Physicist Nick Herbert put the problem this way:  “Science’s biggest mystery is the nature of consciousness.  It is not that we possess bad or imperfect theories of human awareness; we simply have no such theories at all.  About all we know about consciousness is that it has something to do with the head, rather than the foot.”  (117-118)

 

The dirty secret of neuroscience is that we have no idea how a physical event like electrical current or a chemical change in a nerve cell can produce consciousness.
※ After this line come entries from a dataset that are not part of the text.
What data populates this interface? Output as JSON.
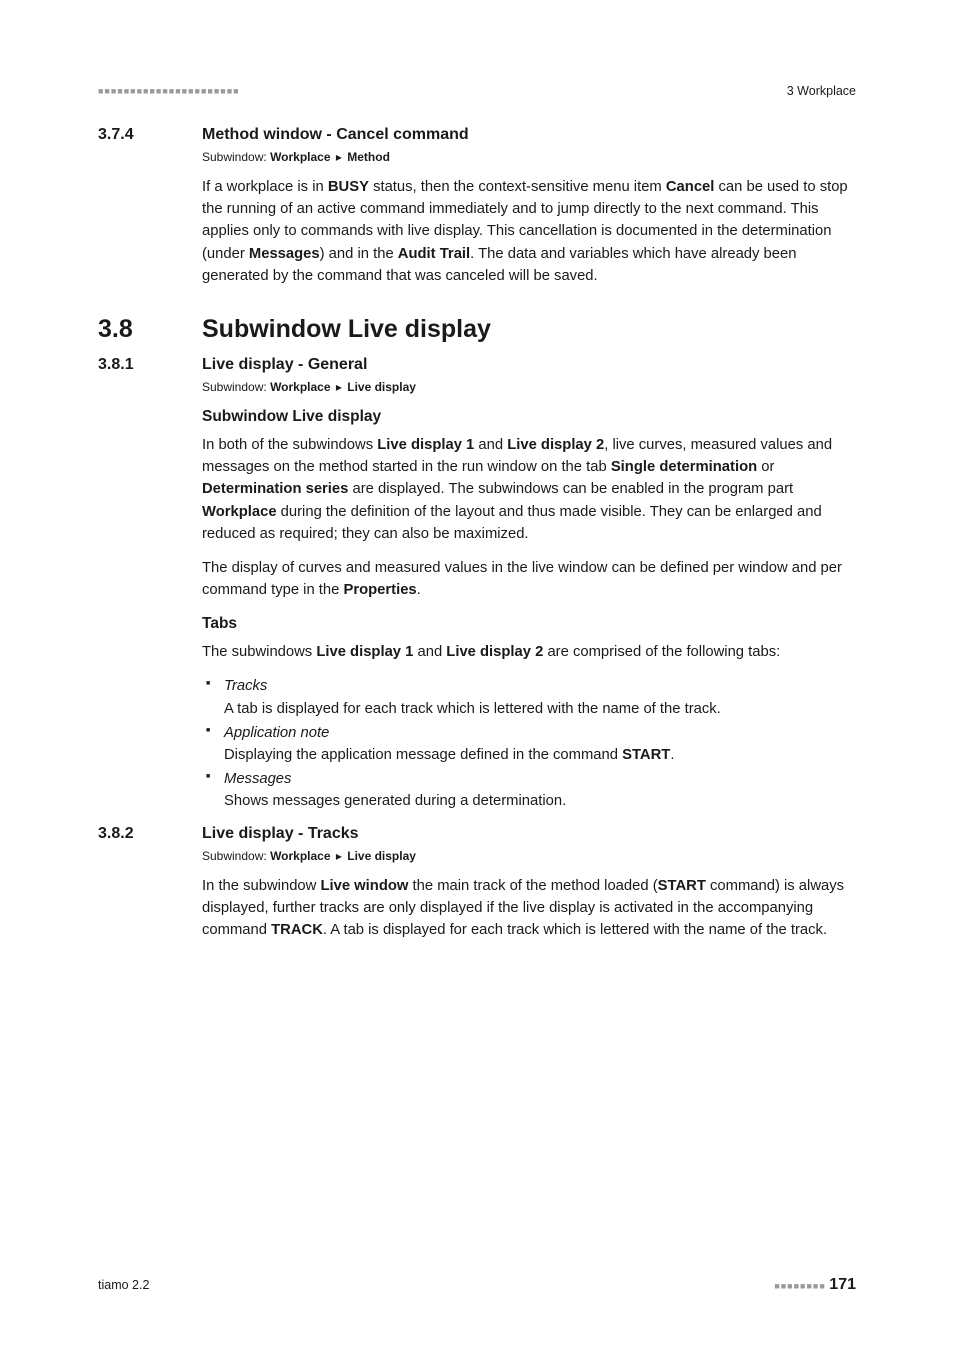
{
  "header": {
    "chapter": "3 Workplace"
  },
  "sections": [
    {
      "number": "3.7.4",
      "title": "Method window - Cancel command",
      "subwindow": {
        "label": "Subwindow:",
        "path1": "Workplace",
        "path2": "Method"
      },
      "paragraphs": [
        {
          "parts": [
            {
              "t": "If a workplace is in "
            },
            {
              "t": "BUSY",
              "b": true
            },
            {
              "t": " status, then the context-sensitive menu item "
            },
            {
              "t": "Cancel",
              "b": true
            },
            {
              "t": " can be used to stop the running of an active command immediately and to jump directly to the next command. This applies only to commands with live display. This cancellation is documented in the determination (under "
            },
            {
              "t": "Messages",
              "b": true
            },
            {
              "t": ") and in the "
            },
            {
              "t": "Audit Trail",
              "b": true
            },
            {
              "t": ". The data and variables which have already been generated by the command that was canceled will be saved."
            }
          ]
        }
      ]
    }
  ],
  "bigSection": {
    "number": "3.8",
    "title": "Subwindow Live display"
  },
  "subsections": [
    {
      "number": "3.8.1",
      "title": "Live display - General",
      "subwindow": {
        "label": "Subwindow:",
        "path1": "Workplace",
        "path2": "Live display"
      },
      "blocks": [
        {
          "heading": "Subwindow Live display"
        },
        {
          "paragraph": {
            "parts": [
              {
                "t": "In both of the subwindows "
              },
              {
                "t": "Live display 1",
                "b": true
              },
              {
                "t": " and "
              },
              {
                "t": "Live display 2",
                "b": true
              },
              {
                "t": ", live curves, measured values and messages on the method started in the run window on the tab "
              },
              {
                "t": "Single determination",
                "b": true
              },
              {
                "t": " or "
              },
              {
                "t": "Determination series",
                "b": true
              },
              {
                "t": " are displayed. The subwindows can be enabled in the program part "
              },
              {
                "t": "Workplace",
                "b": true
              },
              {
                "t": " during the definition of the layout and thus made visible. They can be enlarged and reduced as required; they can also be maximized."
              }
            ]
          }
        },
        {
          "paragraph": {
            "parts": [
              {
                "t": "The display of curves and measured values in the live window can be defined per window and per command type in the "
              },
              {
                "t": "Properties",
                "b": true
              },
              {
                "t": "."
              }
            ]
          }
        },
        {
          "heading": "Tabs"
        },
        {
          "paragraph": {
            "parts": [
              {
                "t": "The subwindows "
              },
              {
                "t": "Live display 1",
                "b": true
              },
              {
                "t": " and "
              },
              {
                "t": "Live display 2",
                "b": true
              },
              {
                "t": " are comprised of the following tabs:"
              }
            ]
          }
        },
        {
          "list": [
            {
              "term": "Tracks",
              "desc": {
                "parts": [
                  {
                    "t": "A tab is displayed for each track which is lettered with the name of the track."
                  }
                ]
              }
            },
            {
              "term": "Application note",
              "desc": {
                "parts": [
                  {
                    "t": "Displaying the application message defined in the command "
                  },
                  {
                    "t": "START",
                    "b": true
                  },
                  {
                    "t": "."
                  }
                ]
              }
            },
            {
              "term": "Messages",
              "desc": {
                "parts": [
                  {
                    "t": "Shows messages generated during a determination."
                  }
                ]
              }
            }
          ]
        }
      ]
    },
    {
      "number": "3.8.2",
      "title": "Live display - Tracks",
      "subwindow": {
        "label": "Subwindow:",
        "path1": "Workplace",
        "path2": "Live display"
      },
      "blocks": [
        {
          "paragraph": {
            "parts": [
              {
                "t": "In the subwindow "
              },
              {
                "t": "Live window",
                "b": true
              },
              {
                "t": " the main track of the method loaded ("
              },
              {
                "t": "START",
                "b": true
              },
              {
                "t": " command) is always displayed, further tracks are only displayed if the live display is activated in the accompanying command "
              },
              {
                "t": "TRACK",
                "b": true
              },
              {
                "t": ". A tab is displayed for each track which is lettered with the name of the track."
              }
            ]
          }
        }
      ]
    }
  ],
  "footer": {
    "product": "tiamo 2.2",
    "page": "171"
  }
}
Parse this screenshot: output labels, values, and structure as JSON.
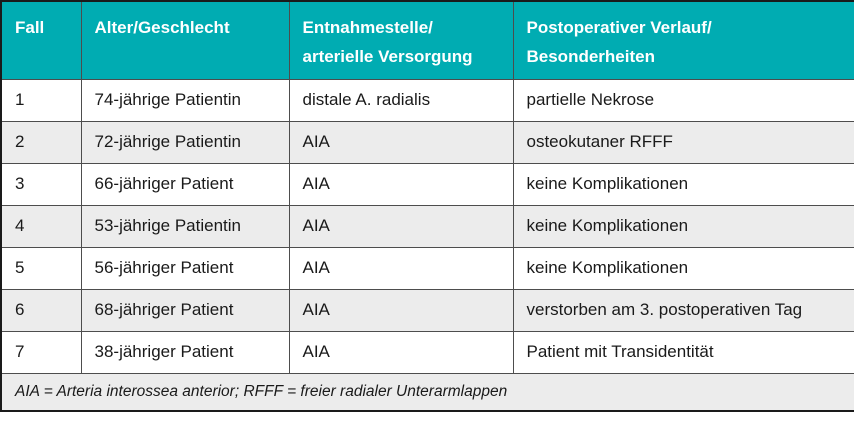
{
  "colors": {
    "header_bg": "#00acb2",
    "header_text": "#ffffff",
    "row_bg": "#ffffff",
    "row_alt_bg": "#ececec",
    "outer_border": "#1a1a1a",
    "inner_border": "#4d4d4d",
    "body_text": "#1a1a1a"
  },
  "table": {
    "headers": [
      [
        "Fall"
      ],
      [
        "Alter/Geschlecht"
      ],
      [
        "Entnahmestelle/",
        "arterielle Versorgung"
      ],
      [
        "Postoperativer Verlauf/",
        "Besonderheiten"
      ]
    ],
    "rows": [
      [
        "1",
        "74-jährige Patientin",
        "distale A. radialis",
        "partielle Nekrose"
      ],
      [
        "2",
        "72-jährige Patientin",
        "AIA",
        "osteokutaner RFFF"
      ],
      [
        "3",
        "66-jähriger Patient",
        "AIA",
        "keine Komplikationen"
      ],
      [
        "4",
        "53-jährige Patientin",
        "AIA",
        "keine Komplikationen"
      ],
      [
        "5",
        "56-jähriger Patient",
        "AIA",
        "keine Komplikationen"
      ],
      [
        "6",
        "68-jähriger Patient",
        "AIA",
        "verstorben am 3. postoperativen Tag"
      ],
      [
        "7",
        "38-jähriger Patient",
        "AIA",
        "Patient mit Transidentität"
      ]
    ],
    "footnote": "AIA = Arteria interossea anterior; RFFF = freier radialer Unterarmlappen"
  }
}
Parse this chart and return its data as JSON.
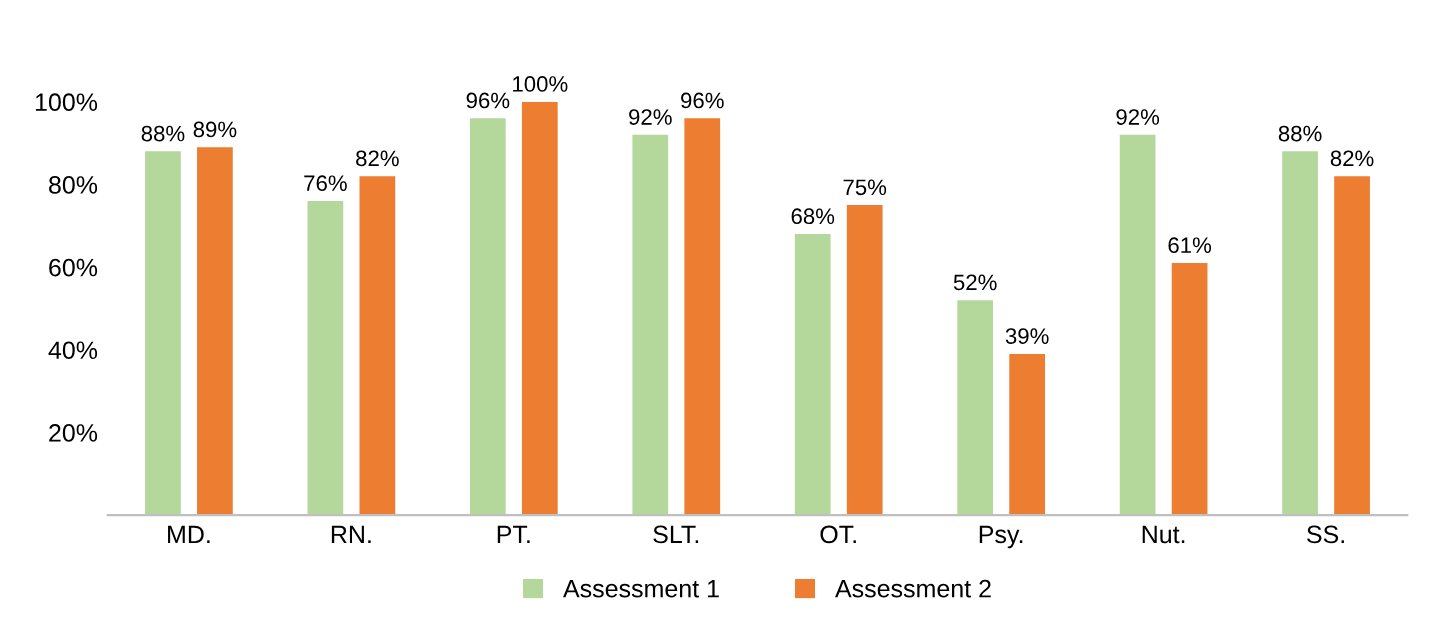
{
  "chart_data": {
    "type": "bar",
    "categories": [
      "MD.",
      "RN.",
      "PT.",
      "SLT.",
      "OT.",
      "Psy.",
      "Nut.",
      "SS."
    ],
    "series": [
      {
        "name": "Assessment 1",
        "color": "#b4d79c",
        "values": [
          88,
          76,
          96,
          92,
          68,
          52,
          92,
          88
        ],
        "value_labels": [
          "88%",
          "76%",
          "96%",
          "92%",
          "68%",
          "52%",
          "92%",
          "88%"
        ]
      },
      {
        "name": "Assessment 2",
        "color": "#ed7d31",
        "values": [
          89,
          82,
          100,
          96,
          75,
          39,
          61,
          82
        ],
        "value_labels": [
          "89%",
          "82%",
          "100%",
          "96%",
          "75%",
          "39%",
          "61%",
          "82%"
        ]
      }
    ],
    "ylim": [
      0,
      100
    ],
    "yticks": [
      {
        "value": 20,
        "label": "20%"
      },
      {
        "value": 40,
        "label": "40%"
      },
      {
        "value": 60,
        "label": "60%"
      },
      {
        "value": 80,
        "label": "80%"
      },
      {
        "value": 100,
        "label": "100%"
      }
    ],
    "grid": false,
    "legend": "bottom"
  }
}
Saying that “the mind is what the brain does” is like saying “making music is what a musical instrument does.”  Musical instruments do produce musical sounds — but not by themselves.  It takes something outside the instrument — a musician — to decide what sound to make and to make the instrument produce that sound.  To quote Alva Noë again:  “Instruments don’t make music or produce sounds.  They enable people to make music or generate sounds. . . .  The idea that consciousness is a phenomenon of the brain, the way digestion is a phenomenon of the stomach — is as fantastic as the idea of a self-playing orchestra.”  (118)

 

The association between the mind and the brain is a fact.  But the interpretation that the brain creates the mind is not a scientific fact.  It’s only a theory developed to explain the association.  And for everyday life, that is a workable model — it’s convenient to act as if our brains do create our minds.  But there are additional scientific findings that suggest there’s more to the story.  It turns out that the connection between mind and brain breaks down under exceptional circumstances, like near-death experiences.  (118-119)

 

More than a decade ago, I participated in a symposium at the United Nations on alternative models for the mind and brain.  Since then, a survey of two hundred fifty Scottish university students from eight different fields (86 percent of them various sciences) found that two-thirds believed that the mind and the brain are two separate things.  A similar survey of almost two thousand Belgian medical professionals found that the majority believed the mind and brain are two separate things.  And a recent survey of more than six hundred Brazilian psychiatrists found that the majority believed the mind was independent of the brain.  An increasing number of scientists around the world are finding that the old model — the mind being totally dependent on the brain — is inadequate.  (123-124)

 

That’s something to think about.  If, that is, you’re the kind of person who is inclined to think.